On Monday 11 February the sheriff reluctantly yielded up his books for inspection. Beaming with delight, Roosevelt announced that the committee would stand adjourned for a week, while counsel audited these records.51

HE HAD ANOTHER, more private reason for declaring an adjournment. Alice’s baby was due at any moment. With luck, the child would be born on Thursday, 14 February—St. Valentine’s Day, and the fourth anniversary of the announcement of his engagement. The prospect of such a coincidence was apparently enough to reassure him that there was time for a quick trip to Albany, to see how “the Roosevelt Bill” was doing.

What Alice thought of this desertion on the eve of her first confinement is not recorded, but she could hardly have been pleased—particularly as Corinne was away, and Mittie was in bed with what seemed to be a heavy cold.52 That left only Bamie in the house to take care of both of them. But with the family doctor in attendance, Mr. and Mrs. Lee installed in the Brunswick, and Elliott only a few blocks away, her husband was not over-concerned. On Tuesday, 12 February, he caught an express train to the capital.

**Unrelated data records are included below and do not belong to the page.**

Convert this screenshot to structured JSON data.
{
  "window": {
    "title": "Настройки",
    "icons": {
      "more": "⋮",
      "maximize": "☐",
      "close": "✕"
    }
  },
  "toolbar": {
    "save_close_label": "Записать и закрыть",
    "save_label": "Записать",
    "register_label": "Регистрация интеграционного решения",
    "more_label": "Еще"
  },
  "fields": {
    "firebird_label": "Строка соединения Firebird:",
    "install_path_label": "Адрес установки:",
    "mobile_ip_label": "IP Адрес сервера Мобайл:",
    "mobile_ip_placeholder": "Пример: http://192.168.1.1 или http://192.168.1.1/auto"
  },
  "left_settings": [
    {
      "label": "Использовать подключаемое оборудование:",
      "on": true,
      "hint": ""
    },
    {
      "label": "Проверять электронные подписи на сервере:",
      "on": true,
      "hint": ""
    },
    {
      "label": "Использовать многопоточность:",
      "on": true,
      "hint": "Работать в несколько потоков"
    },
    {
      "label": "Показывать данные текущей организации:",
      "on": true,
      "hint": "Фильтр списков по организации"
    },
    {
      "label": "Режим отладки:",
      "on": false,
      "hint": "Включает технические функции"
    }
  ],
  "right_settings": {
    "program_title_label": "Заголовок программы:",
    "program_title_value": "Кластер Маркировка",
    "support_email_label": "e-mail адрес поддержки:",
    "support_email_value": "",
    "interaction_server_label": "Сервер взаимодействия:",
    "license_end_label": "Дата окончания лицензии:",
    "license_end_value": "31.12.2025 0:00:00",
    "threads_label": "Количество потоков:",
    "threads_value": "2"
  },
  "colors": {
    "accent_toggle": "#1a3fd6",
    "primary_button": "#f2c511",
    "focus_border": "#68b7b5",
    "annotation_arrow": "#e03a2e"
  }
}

IT WAS A RELIEF for an asthmatic man to get out of New York that morning. For over a week the city had been shrouded in a chill, dense, dripping mist. No wonder Mittie had caught cold. Longshoremen were calling it the worst fog in twenty years.53 What little light seeped out of streetlamps and shop windows diffused into a universal gray that one reporter compared to the limbo before the Creation. With no sun or stars to pierce the fog (for the skies, too, were veiled) it was difficult to distinguish dawn from dusk, except through the blind comings and goings of half a million workers. Train service was reduced to an absolute minimum, and river traffic canceled but for a few ferries feeling their way past each other. Bridges were jammed with groping multitudes. The all-pervading vapor muffled New York’s customary noise to an uneasy murmur, broken only by the hoarse calls of fog-whistles, and the occasional shriek of a woman having her furs torn off by invisible hands. Every brick and metal surface was slimy to the touch; sticky mud covered the streets; the air smelled of dung and sodden ashes. Meteorologists predicted yet more “cloudy, threatening weather,”54 and a New York Times editor wrote despairingly, “It does not seem possible that the sun will ever shine again.”55

Roosevelt found the weather in Albany clearer, if equally humid, for the entire Eastern seaboard was dominated by a fixed low-pressure system. The Assembly’s magnificent fresco The Flight of Evil Before Good was beginning to blister, and occasional flakes fell off in the saturated air. Whether from damp rot, or some more fundamental fault, the vaulted ceiling of the chamber was showing ominous cracks, and nervous Assemblymen had taken to walking around, rather than under, its three-ton keystone.56

However it would take more than a low-pressure system to affect Roosevelt’s natural good humor that Tuesday. With 330 pages of testimony already taken by his Investigative Committee, and the prospect of sensational revelations in the weeks that lay ahead, he was again making front-page headlines. His bill was sure of passage, and (if Alice managed to hold out until Thursday) he would be able personally to guide it through the House on Wednesday afternoon. To speed it on its way through the Senate, a mass meeting of citizens had been called in New York’s Cooper Union on Thursday evening.57 The guest-list was to be a brilliant one: General U. S. Grant himself had agreed to serve as vice-president. All this could only enhance the stature of the Honorable Gentleman from the Twenty-first.